A judicial official stated that “the investigative judge in the case of the disappearance of Imam Musa al-Sadr, Judge Zahir Hamada, approved the release of Hannibal Gaddafi in return for the bail,” noting that Gaddafi remains banned from leaving Lebanon.
Hannibal Gaddafi, married to a Lebanese model, was arrested in December 2015 on charges of “concealing information” regarding the disappearance of the Lebanese Shia Imam Musa al-Sadr and two companions during a visit to Libya on August 31, 1978, when his father was in power.
The release decision came after his interrogation today by the investigative judge.
In a related context, Human Rights Watch had called on Lebanese authorities in a report published last August to “immediately” release Hannibal Gaddafi, considering him detained “based on allegations presumed to be baseless concerning withholding information about the disappearance” of Imam al-Sadr.
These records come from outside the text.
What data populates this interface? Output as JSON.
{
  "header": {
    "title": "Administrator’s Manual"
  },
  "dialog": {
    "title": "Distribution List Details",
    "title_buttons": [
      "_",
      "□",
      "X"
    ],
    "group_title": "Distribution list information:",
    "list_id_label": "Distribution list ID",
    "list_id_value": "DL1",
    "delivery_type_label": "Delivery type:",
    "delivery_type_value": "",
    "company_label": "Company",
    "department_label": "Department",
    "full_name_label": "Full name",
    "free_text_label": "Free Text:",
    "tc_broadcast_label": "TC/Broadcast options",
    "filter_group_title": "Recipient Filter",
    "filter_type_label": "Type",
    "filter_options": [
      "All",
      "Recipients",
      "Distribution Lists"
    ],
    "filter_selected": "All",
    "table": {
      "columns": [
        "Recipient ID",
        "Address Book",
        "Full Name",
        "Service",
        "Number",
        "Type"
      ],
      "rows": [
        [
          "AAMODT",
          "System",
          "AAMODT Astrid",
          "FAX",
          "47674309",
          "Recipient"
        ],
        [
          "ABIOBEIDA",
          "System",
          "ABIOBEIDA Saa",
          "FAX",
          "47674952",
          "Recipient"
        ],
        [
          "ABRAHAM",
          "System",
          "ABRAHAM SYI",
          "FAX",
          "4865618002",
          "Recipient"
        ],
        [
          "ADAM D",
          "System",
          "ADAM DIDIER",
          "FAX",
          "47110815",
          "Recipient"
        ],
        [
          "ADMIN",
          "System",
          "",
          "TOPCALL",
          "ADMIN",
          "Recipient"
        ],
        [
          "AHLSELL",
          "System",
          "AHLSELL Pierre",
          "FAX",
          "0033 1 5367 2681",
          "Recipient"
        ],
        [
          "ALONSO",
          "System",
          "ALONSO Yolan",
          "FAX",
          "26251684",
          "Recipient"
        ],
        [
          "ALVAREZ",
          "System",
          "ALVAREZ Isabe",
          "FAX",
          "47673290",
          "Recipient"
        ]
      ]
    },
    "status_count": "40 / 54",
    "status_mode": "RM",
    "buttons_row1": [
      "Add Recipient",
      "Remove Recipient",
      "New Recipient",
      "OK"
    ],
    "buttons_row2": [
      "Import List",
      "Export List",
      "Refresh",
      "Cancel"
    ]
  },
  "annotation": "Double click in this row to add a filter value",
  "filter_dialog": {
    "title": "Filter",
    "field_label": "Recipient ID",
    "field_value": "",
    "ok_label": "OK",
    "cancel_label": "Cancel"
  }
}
Lebanese authorities accuse Muammar Gaddafi of being behind the mysterious disappearance of Imam al-Sadr and his companions, and Hannibal was only two years old at the time. Muammar Gaddafi was killed in 2011 during the popular uprising that ended his rule, while his son Hannibal was a political refugee in Syria before being lured to Lebanon by a group led by former MP Hassan Yaacoub, whose father Sheikh Muhammad Yaacoub disappeared along with al-Sadr.